Despesas discricionárias e obrigatórias e o Novo Arcabouço Fiscal (2024)
Elucida o conceito de despesas discricionárias e obrigatórias e a sua aplicação ao âmbito do Poder Judiciário. Alude ao Novo Arcabouço Fiscal e a sua relação com essas despesas. Demonstra a necessidade da área jurídica se concatenar com as vicissitudes econômicas.
As despesas realizadas pelo Governo podem ser classificadas como obrigatórias ou discricionárias, adotando-se como critério a liberdade que o Governo tem para executá-las.
As despesas obrigatórias são aquelas em que o Governo é obrigado, por determinações legais ou constitucionais, a executar, por exemplo, o pagamento de salários e aposentadorias, bem como de encargos da Dívida Pública. Não há como o Governo não realizar o pagamento, a não ser que sejam tomadas decisões administrativas ou que as leis que baseiam essas despesas sejam alteradas.
Por outro lado, as despesas discricionárias são aquelas em que é franqueado ao gestor público decidir pela oportunidade de seus pagamentos.
Embora não sejam impostas na Carta Magna ou em outra lei, as despesas assim chamadas são fundamentais para permitir o bom desempenho do serviço público e possibilitar a realização de políticas públicas, o financiamento de pesquisas e o investimento em infraestrutura.
As despesas discricionárias do Poder Judiciário são dedicadas, em geral, à manutenção do funcionamento do órgão com insumos de informática, comunicação, capacitação, engenharia, segurança e outros, que variam conforme a demanda, a disponibilidade de recursos financeiros e as prioridades da Administração.
Um baixo percentual de despesas discricionárias pode indicar uma rigidez do Orçamento Público, devido à pequena margem de ação dos gestores em relação ao gasto governamental.
Em um estudo do Superior Tribunal de Justiça sobre o Orçamento daquele órgão à época da vigência do antigo Teto de Gastos (EC n.º 95/2016), destacou-se que o crescimento persistente das despesas obrigatórias restringiria as despesas discricionárias a níveis críticos e que os gastos do Poder Judiciário são, sobretudo, com pessoal.

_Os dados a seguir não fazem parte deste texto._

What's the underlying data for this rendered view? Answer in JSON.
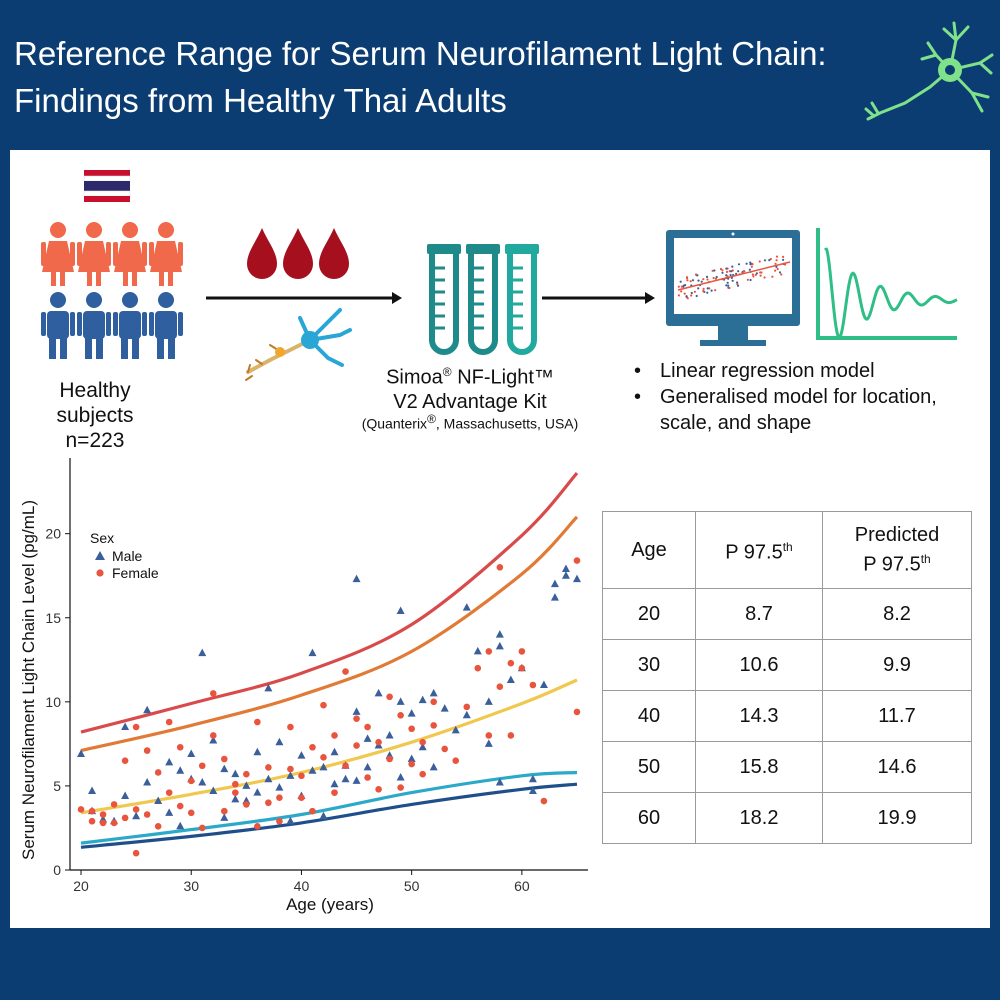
{
  "header": {
    "title_line1": "Reference Range for Serum Neurofilament Light Chain:",
    "title_line2": "Findings from Healthy Thai Adults"
  },
  "workflow": {
    "subjects_label": "Healthy subjects",
    "subjects_n": "n=223",
    "kit_line1_a": "Simoa",
    "kit_line1_reg": "®",
    "kit_line1_b": " NF-Light™",
    "kit_line2": "V2 Advantage Kit",
    "kit_maker_a": "(Quanterix",
    "kit_maker_reg": "®",
    "kit_maker_b": ", Massachusetts, USA)",
    "methods": [
      "Linear regression model",
      "Generalised model for location, scale, and shape"
    ]
  },
  "colors": {
    "background": "#0b3d73",
    "female_icon": "#f0694a",
    "male_icon": "#2f5f9e",
    "blood": "#a50f1e",
    "tube": "#1e8a8a",
    "monitor": "#2b6f96",
    "wave": "#2fbf86"
  },
  "icons": [
    "thai-flag-icon",
    "female-person-icon",
    "male-person-icon",
    "blood-drop-icon",
    "neuron-icon",
    "test-tube-icon",
    "monitor-icon",
    "waveform-icon",
    "arrow-icon"
  ],
  "chart_data": {
    "type": "scatter",
    "xlabel": "Age (years)",
    "ylabel": "Serum Neurofilament Light Chain Level (pg/mL)",
    "xlim": [
      19,
      66
    ],
    "ylim": [
      0,
      24.5
    ],
    "xticks": [
      20,
      30,
      40,
      50,
      60
    ],
    "yticks": [
      0,
      5,
      10,
      15,
      20
    ],
    "legend": {
      "title": "Sex",
      "placement": "top-left"
    },
    "series": [
      {
        "name": "Male",
        "marker": "triangle",
        "color": "#3b5f9a",
        "points": [
          [
            20,
            6.9
          ],
          [
            21,
            4.7
          ],
          [
            21,
            3.5
          ],
          [
            22,
            3.0
          ],
          [
            23,
            2.9
          ],
          [
            24,
            8.5
          ],
          [
            24,
            4.4
          ],
          [
            25,
            3.2
          ],
          [
            26,
            9.5
          ],
          [
            26,
            5.2
          ],
          [
            27,
            4.1
          ],
          [
            28,
            6.4
          ],
          [
            28,
            3.4
          ],
          [
            29,
            5.9
          ],
          [
            29,
            2.6
          ],
          [
            30,
            6.9
          ],
          [
            30,
            5.4
          ],
          [
            31,
            12.9
          ],
          [
            31,
            5.2
          ],
          [
            32,
            7.7
          ],
          [
            32,
            4.7
          ],
          [
            33,
            6.0
          ],
          [
            33,
            3.1
          ],
          [
            34,
            4.2
          ],
          [
            34,
            5.7
          ],
          [
            35,
            5.0
          ],
          [
            35,
            4.1
          ],
          [
            36,
            7.0
          ],
          [
            36,
            4.6
          ],
          [
            37,
            10.8
          ],
          [
            37,
            5.4
          ],
          [
            38,
            7.6
          ],
          [
            38,
            4.9
          ],
          [
            39,
            5.6
          ],
          [
            39,
            2.9
          ],
          [
            40,
            6.8
          ],
          [
            40,
            4.4
          ],
          [
            41,
            12.9
          ],
          [
            41,
            5.9
          ],
          [
            42,
            6.1
          ],
          [
            42,
            3.2
          ],
          [
            43,
            7.0
          ],
          [
            43,
            5.1
          ],
          [
            44,
            5.4
          ],
          [
            44,
            6.2
          ],
          [
            45,
            17.3
          ],
          [
            45,
            9.4
          ],
          [
            45,
            5.3
          ],
          [
            46,
            7.8
          ],
          [
            46,
            6.1
          ],
          [
            47,
            10.5
          ],
          [
            47,
            7.4
          ],
          [
            48,
            8.0
          ],
          [
            48,
            6.8
          ],
          [
            49,
            15.4
          ],
          [
            49,
            10.0
          ],
          [
            49,
            5.5
          ],
          [
            50,
            9.3
          ],
          [
            50,
            6.6
          ],
          [
            51,
            10.1
          ],
          [
            51,
            7.3
          ],
          [
            52,
            10.5
          ],
          [
            52,
            6.1
          ],
          [
            53,
            9.6
          ],
          [
            54,
            8.3
          ],
          [
            55,
            15.6
          ],
          [
            55,
            9.2
          ],
          [
            56,
            13.0
          ],
          [
            57,
            10.0
          ],
          [
            57,
            7.5
          ],
          [
            58,
            14.0
          ],
          [
            58,
            13.3
          ],
          [
            58,
            5.2
          ],
          [
            59,
            11.3
          ],
          [
            60,
            12.0
          ],
          [
            61,
            5.4
          ],
          [
            61,
            4.7
          ],
          [
            62,
            11.0
          ],
          [
            63,
            17.0
          ],
          [
            63,
            16.2
          ],
          [
            64,
            17.5
          ],
          [
            64,
            17.9
          ],
          [
            65,
            17.3
          ]
        ]
      },
      {
        "name": "Female",
        "marker": "circle",
        "color": "#e8543d",
        "points": [
          [
            20,
            3.6
          ],
          [
            21,
            3.5
          ],
          [
            21,
            2.9
          ],
          [
            22,
            2.8
          ],
          [
            22,
            3.3
          ],
          [
            23,
            3.9
          ],
          [
            23,
            2.8
          ],
          [
            24,
            3.1
          ],
          [
            24,
            6.5
          ],
          [
            25,
            3.6
          ],
          [
            25,
            1.0
          ],
          [
            25,
            8.5
          ],
          [
            26,
            3.3
          ],
          [
            26,
            7.1
          ],
          [
            27,
            2.6
          ],
          [
            27,
            5.8
          ],
          [
            28,
            4.6
          ],
          [
            28,
            8.8
          ],
          [
            29,
            3.8
          ],
          [
            29,
            7.3
          ],
          [
            30,
            3.4
          ],
          [
            30,
            5.3
          ],
          [
            31,
            6.2
          ],
          [
            31,
            2.5
          ],
          [
            32,
            10.5
          ],
          [
            32,
            8.0
          ],
          [
            33,
            3.5
          ],
          [
            33,
            6.6
          ],
          [
            34,
            5.1
          ],
          [
            34,
            4.6
          ],
          [
            35,
            3.9
          ],
          [
            35,
            5.7
          ],
          [
            36,
            2.6
          ],
          [
            36,
            8.8
          ],
          [
            37,
            4.0
          ],
          [
            37,
            6.1
          ],
          [
            38,
            4.3
          ],
          [
            38,
            2.9
          ],
          [
            39,
            6.0
          ],
          [
            39,
            8.5
          ],
          [
            40,
            5.6
          ],
          [
            40,
            4.3
          ],
          [
            41,
            3.5
          ],
          [
            41,
            7.3
          ],
          [
            42,
            6.7
          ],
          [
            42,
            9.8
          ],
          [
            43,
            4.6
          ],
          [
            43,
            8.0
          ],
          [
            44,
            6.2
          ],
          [
            44,
            11.8
          ],
          [
            45,
            7.4
          ],
          [
            45,
            9.0
          ],
          [
            46,
            5.5
          ],
          [
            46,
            8.5
          ],
          [
            47,
            7.6
          ],
          [
            47,
            4.8
          ],
          [
            48,
            10.3
          ],
          [
            48,
            6.6
          ],
          [
            49,
            9.2
          ],
          [
            49,
            4.9
          ],
          [
            50,
            8.4
          ],
          [
            50,
            6.3
          ],
          [
            51,
            5.7
          ],
          [
            51,
            7.6
          ],
          [
            52,
            10.0
          ],
          [
            52,
            8.6
          ],
          [
            53,
            7.2
          ],
          [
            54,
            6.5
          ],
          [
            55,
            9.7
          ],
          [
            56,
            12.0
          ],
          [
            57,
            8.0
          ],
          [
            57,
            13.0
          ],
          [
            58,
            18.0
          ],
          [
            58,
            10.9
          ],
          [
            59,
            12.3
          ],
          [
            59,
            8.0
          ],
          [
            60,
            13.0
          ],
          [
            60,
            12.0
          ],
          [
            61,
            11.0
          ],
          [
            62,
            4.1
          ],
          [
            65,
            18.4
          ],
          [
            65,
            9.4
          ]
        ]
      }
    ],
    "curves": [
      {
        "color": "#d94a4a",
        "x": [
          20,
          30,
          40,
          50,
          60,
          65
        ],
        "y": [
          8.2,
          9.9,
          11.7,
          14.6,
          19.9,
          23.6
        ]
      },
      {
        "color": "#e07a35",
        "x": [
          20,
          30,
          40,
          50,
          60,
          65
        ],
        "y": [
          7.1,
          8.6,
          10.4,
          13.0,
          17.6,
          21.0
        ]
      },
      {
        "color": "#f0c84e",
        "x": [
          20,
          30,
          40,
          50,
          60,
          65
        ],
        "y": [
          3.4,
          4.5,
          5.8,
          7.6,
          9.9,
          11.3
        ]
      },
      {
        "color": "#2aa9c9",
        "x": [
          20,
          30,
          40,
          50,
          60,
          65
        ],
        "y": [
          1.6,
          2.4,
          3.3,
          4.6,
          5.6,
          5.8
        ]
      },
      {
        "color": "#1f4f8a",
        "x": [
          20,
          30,
          40,
          50,
          60,
          65
        ],
        "y": [
          1.35,
          2.0,
          2.8,
          3.9,
          4.8,
          5.1
        ]
      }
    ]
  },
  "table": {
    "headers": {
      "age": "Age",
      "p975_a": "P 97.5",
      "p975_sup": "th",
      "pred_line1": "Predicted",
      "pred_a": "P 97.5",
      "pred_sup": "th"
    },
    "rows": [
      {
        "age": "20",
        "p975": "8.7",
        "pred": "8.2"
      },
      {
        "age": "30",
        "p975": "10.6",
        "pred": "9.9"
      },
      {
        "age": "40",
        "p975": "14.3",
        "pred": "11.7"
      },
      {
        "age": "50",
        "p975": "15.8",
        "pred": "14.6"
      },
      {
        "age": "60",
        "p975": "18.2",
        "pred": "19.9"
      }
    ]
  }
}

Em um seminário sobre Orçamento do Poder Judiciário, realizado em 2023 no Tribunal Superior Eleitoral, o Ministro Alexandre de Moraes corroborou esse entendimento ao afirmar que “sobra muito pouco para investimento, efetivamente. Os nossos orçamentos são feitos buscando sempre o pagamento de pessoal”.
Assim, somando os gastos com benefícios aos servidores e os gastos com pessoal, já se percebia, no estudo citado, o comprometimento de uma parcela de 86% (oitenta e seis por cento) do orçamento médio do Poder Judiciário com despesas obrigatórias.
Desde o início da vigência do Teto de Gastos (EC n.º 95/2016), as despesas obrigatórias passaram a consumir a maior parte dos recursos, enquanto as despesas discricionárias (investimentos em novas obras, por exemplo) não só estagnaram como decresceram.
Essa foi uma constatação apontada em diversos estudos e com a qual se preocupou o Novo Arcabouço Fiscal, ao estipular, no § 2º do art. 7º da Lei Complementar n.º 200/2023, que “o nível mínimo de despesas discricionárias necessárias ao funcionamento regular da administração pública é de 75% (setenta e cinco por cento) do valor autorizado na respectiva lei orçamentária anual”, ou seja, em caso de contingenciamento, apenas 25% (vinte e cinco por cento) das despesas discricionárias poderiam ser cortadas com o intuito de preservar a máquina pública.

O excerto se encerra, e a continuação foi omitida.